Local Natives are a band with a contrarian bent. Their music hasn’t received the widespread attention it deserves, but has critics weak in the knees. You’d think that their next priority on Hummingbird, their second album, would be to transform that critical appeal into a wider fan base. However, this seems to be the last thing on the LA four-piece’s collective mind. They have eschewed a wider, brighter, poppier sound for dark, legato grooves. Vocalists Kelcey Ayer and Taylor Rice soar above a thumping rhythmic backdrop, whilst guitar parts pirouette around their harmonies.
The unconventional nature of their rhythmic tendencies makes comparisons with Dirty Projectors impossible to ignore. However, where DP’s music can be obtuse and obscure, jerky and uncomfortable, Local Natives seem far more relaxed and honest, despite having drums like a cardiac arrest. Openers ‘You & I’ and ‘Heavy Feet’ demonstrate this admirably, with laid back vocals accompanying upbeat and anthemic orchestration. However, this hyperactivity can get in the way of the music. You only realise how crowded the music is when the band strip it back, as they do at the start of ‘Black Spot’. This is the band at their most powerful and emotive, accompanied most by a single, stabbing piano part.
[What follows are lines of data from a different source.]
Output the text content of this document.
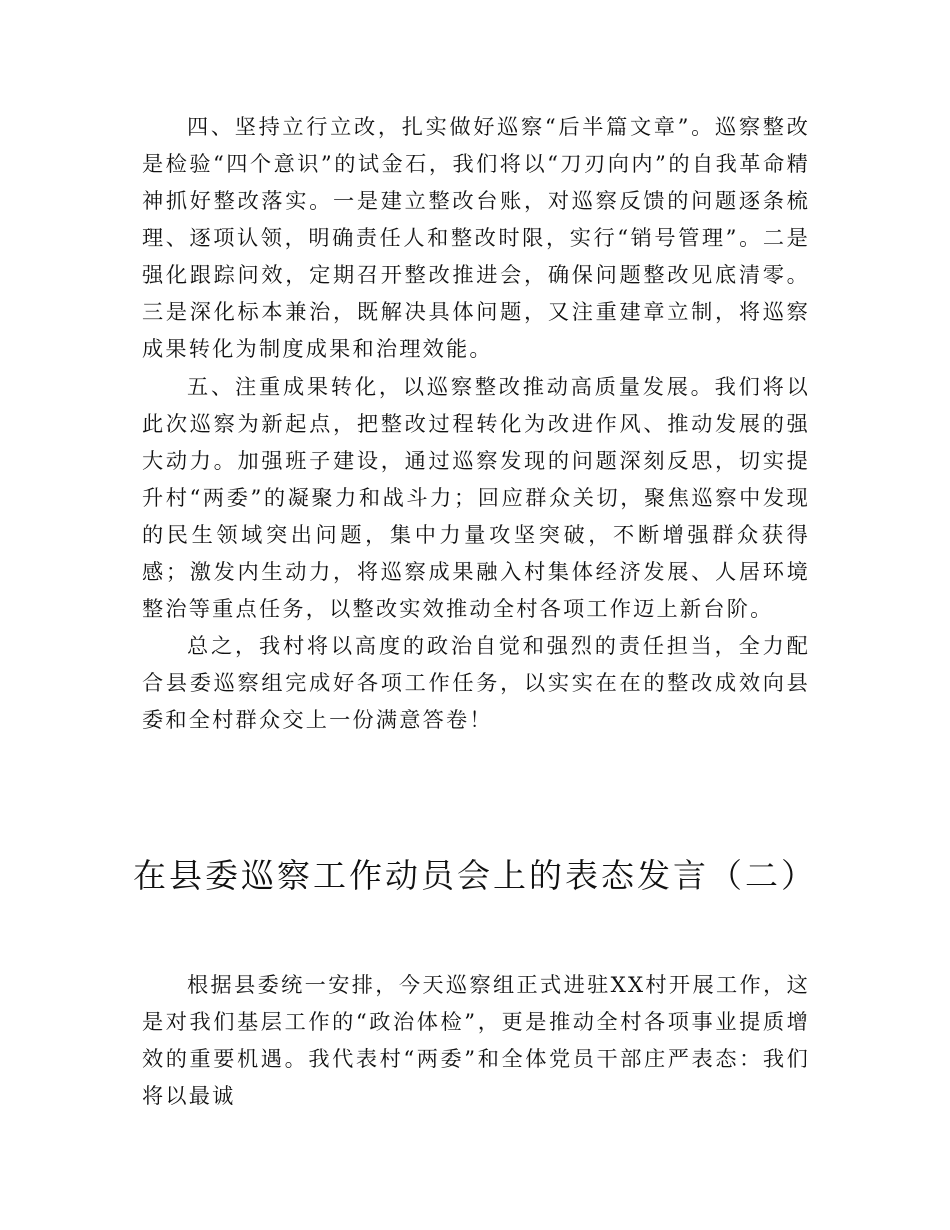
四、坚持立行立改，扎实做好巡察“后半篇文章”。巡察整改是检验“四个意识”的试金石，我们将以“刀刃向内”的自我革命精神抓好整改落实。一是建立整改台账，对巡察反馈的问题逐条梳理、逐项认领，明确责任人和整改时限，实行“销号管理”。二是强化跟踪问效，定期召开整改推进会，确保问题整改见底清零。三是深化标本兼治，既解决具体问题，又注重建章立制，将巡察成果转化为制度成果和治理效能。

五、注重成果转化，以巡察整改推动高质量发展。我们将以此次巡察为新起点，把整改过程转化为改进作风、推动发展的强大动力。加强班子建设，通过巡察发现的问题深刻反思，切实提升村“两委”的凝聚力和战斗力；回应群众关切，聚焦巡察中发现的民生领域突出问题，集中力量攻坚突破，不断增强群众获得感；激发内生动力，将巡察成果融入村集体经济发展、人居环境整治等重点任务，以整改实效推动全村各项工作迈上新台阶。

总之，我村将以高度的政治自觉和强烈的责任担当，全力配合县委巡察组完成好各项工作任务，以实实在在的整改成效向县委和全村群众交上一份满意答卷！

在县委巡察工作动员会上的表态发言（二）

根据县委统一安排，今天巡察组正式进驻XX村开展工作，这是对我们基层工作的“政治体检”，更是推动全村各项事业提质增效的重要机遇。我代表村“两委”和全体党员干部庄严表态：我们将以最诚
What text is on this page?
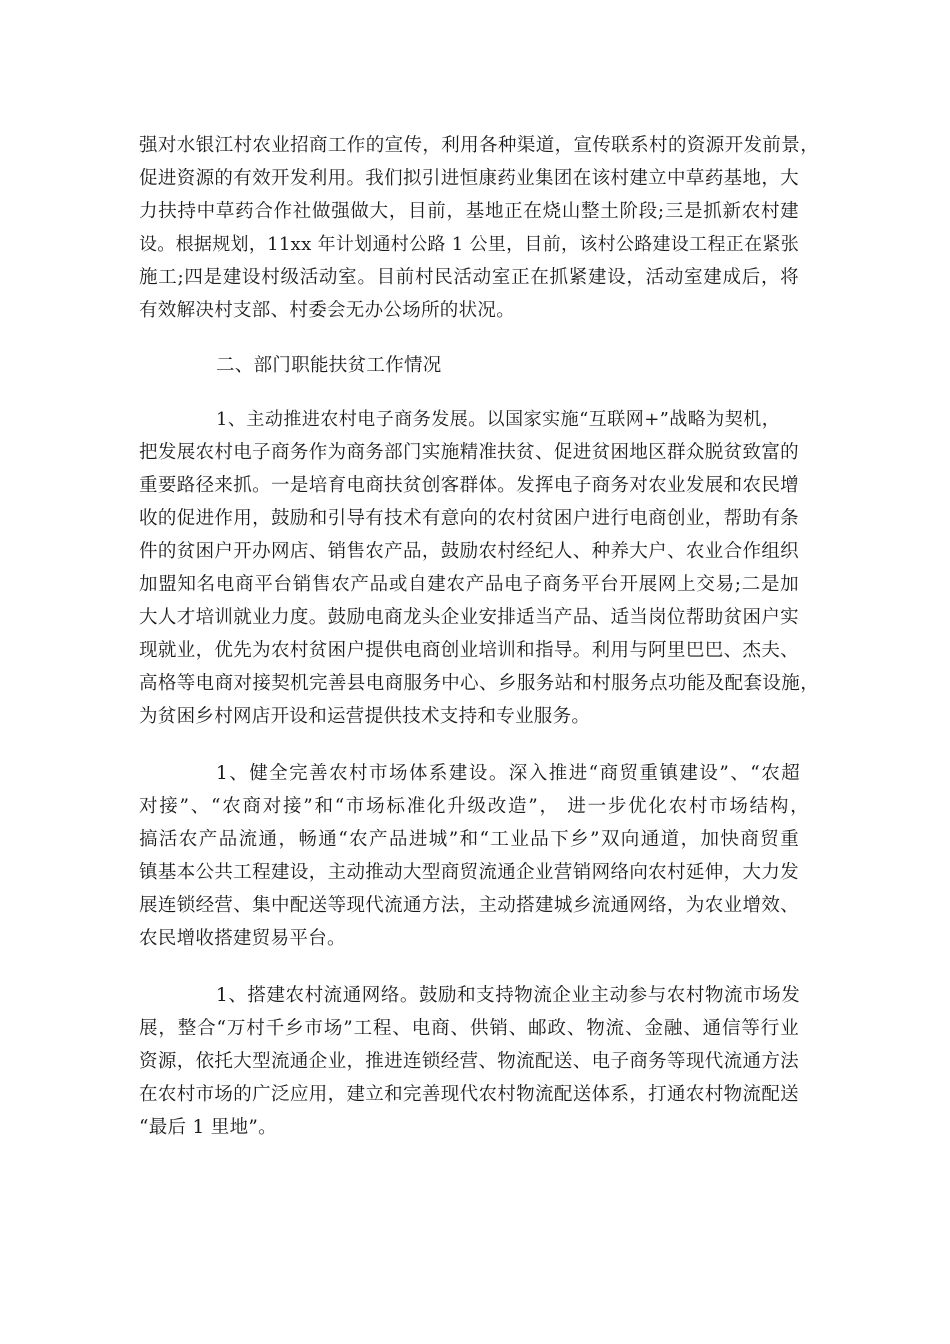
强对水银江村农业招商工作的宣传，利用各种渠道，宣传联系村的资源开发前景，
促进资源的有效开发利用。我们拟引进恒康药业集团在该村建立中草药基地，大
力扶持中草药合作社做强做大，目前，基地正在烧山整土阶段;三是抓新农村建
设。根据规划，11xx 年计划通村公路 1 公里，目前，该村公路建设工程正在紧张
施工;四是建设村级活动室。目前村民活动室正在抓紧建设，活动室建成后，将
有效解决村支部、村委会无办公场所的状况。
二、部门职能扶贫工作情况
1、主动推进农村电子商务发展。以国家实施“互联网+”战略为契机，
把发展农村电子商务作为商务部门实施精准扶贫、促进贫困地区群众脱贫致富的
重要路径来抓。一是培育电商扶贫创客群体。发挥电子商务对农业发展和农民增
收的促进作用，鼓励和引导有技术有意向的农村贫困户进行电商创业，帮助有条
件的贫困户开办网店、销售农产品，鼓励农村经纪人、种养大户、农业合作组织
加盟知名电商平台销售农产品或自建农产品电子商务平台开展网上交易;二是加
大人才培训就业力度。鼓励电商龙头企业安排适当产品、适当岗位帮助贫困户实
现就业，优先为农村贫困户提供电商创业培训和指导。利用与阿里巴巴、杰夫、
高格等电商对接契机完善县电商服务中心、乡服务站和村服务点功能及配套设施，
为贫困乡村网店开设和运营提供技术支持和专业服务。
1、健全完善农村市场体系建设。深入推进“商贸重镇建设”、“农超
对接”、“农商对接”和“市场标准化升级改造”， 进一步优化农村市场结构，
搞活农产品流通，畅通“农产品进城”和“工业品下乡”双向通道，加快商贸重
镇基本公共工程建设，主动推动大型商贸流通企业营销网络向农村延伸，大力发
展连锁经营、集中配送等现代流通方法，主动搭建城乡流通网络，为农业增效、
农民增收搭建贸易平台。
1、搭建农村流通网络。鼓励和支持物流企业主动参与农村物流市场发
展，整合“万村千乡市场”工程、电商、供销、邮政、物流、金融、通信等行业
资源，依托大型流通企业，推进连锁经营、物流配送、电子商务等现代流通方法
在农村市场的广泛应用，建立和完善现代农村物流配送体系，打通农村物流配送
“最后 1 里地”。
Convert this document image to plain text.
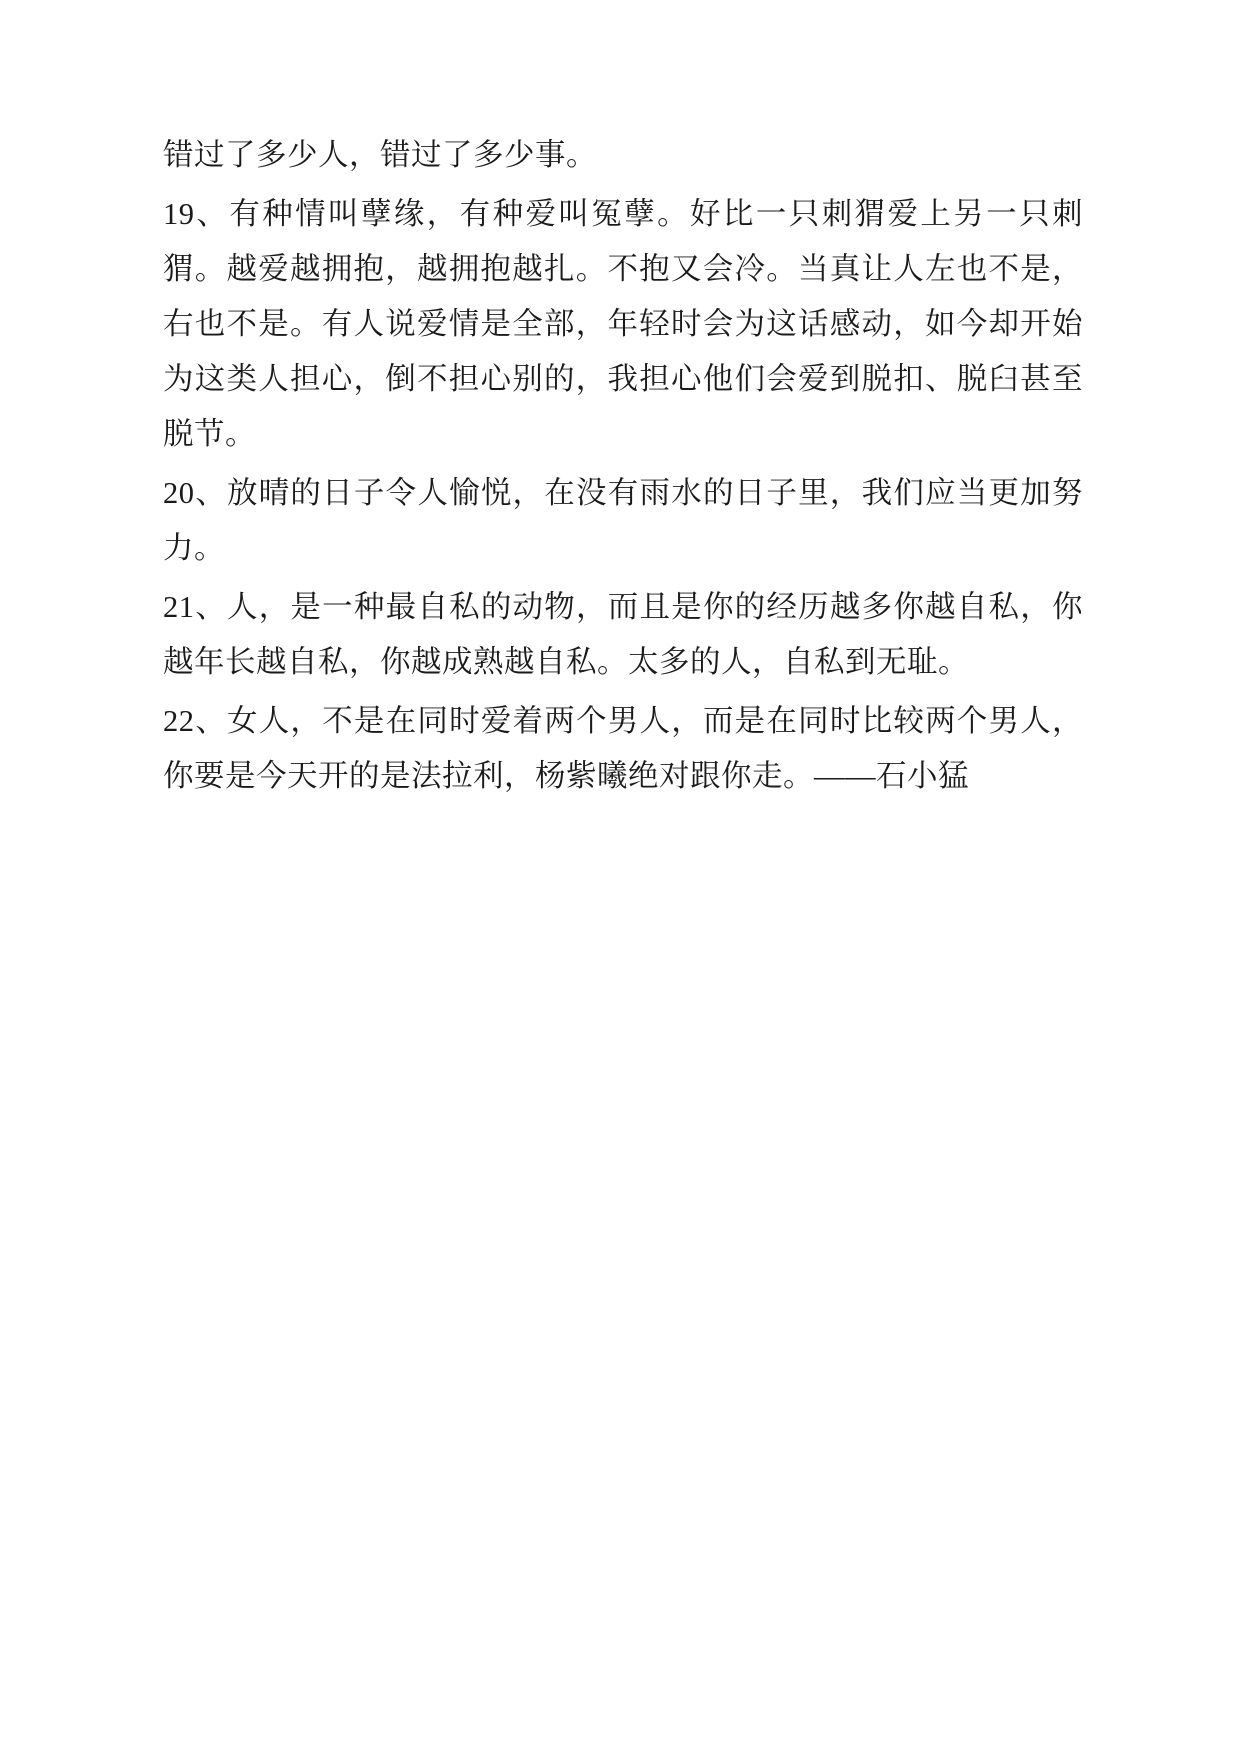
错过了多少人，错过了多少事。

19、有种情叫孽缘，有种爱叫冤孽。好比一只刺猬爱上另一只刺猬。越爱越拥抱，越拥抱越扎。不抱又会冷。当真让人左也不是，右也不是。有人说爱情是全部，年轻时会为这话感动，如今却开始为这类人担心，倒不担心别的，我担心他们会爱到脱扣、脱臼甚至脱节。

20、放晴的日子令人愉悦，在没有雨水的日子里，我们应当更加努力。

21、人，是一种最自私的动物，而且是你的经历越多你越自私，你越年长越自私，你越成熟越自私。太多的人，自私到无耻。

22、女人，不是在同时爱着两个男人，而是在同时比较两个男人，你要是今天开的是法拉利，杨紫曦绝对跟你走。——石小猛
It’s a shame that they use the song as one long crescendo into their usual tricks. This is an opportunity wasted.
A second problem with the record is that it tends to lapse into stylistic repetition; that is, it all sounds the same. After 45 minutes with Local Natives, I couldn’t really tell whether I’d heard 11 songs or one song with a shifting tempo. This is an inherent risk with groove-based music, but it is also fatal. It weakens the impact of the album, making even the moments where it really works seem cheap and boring. If Local Natives want to appeal to anyone other than the editors at Pitchfork, they’d better learn to change their tune, literally.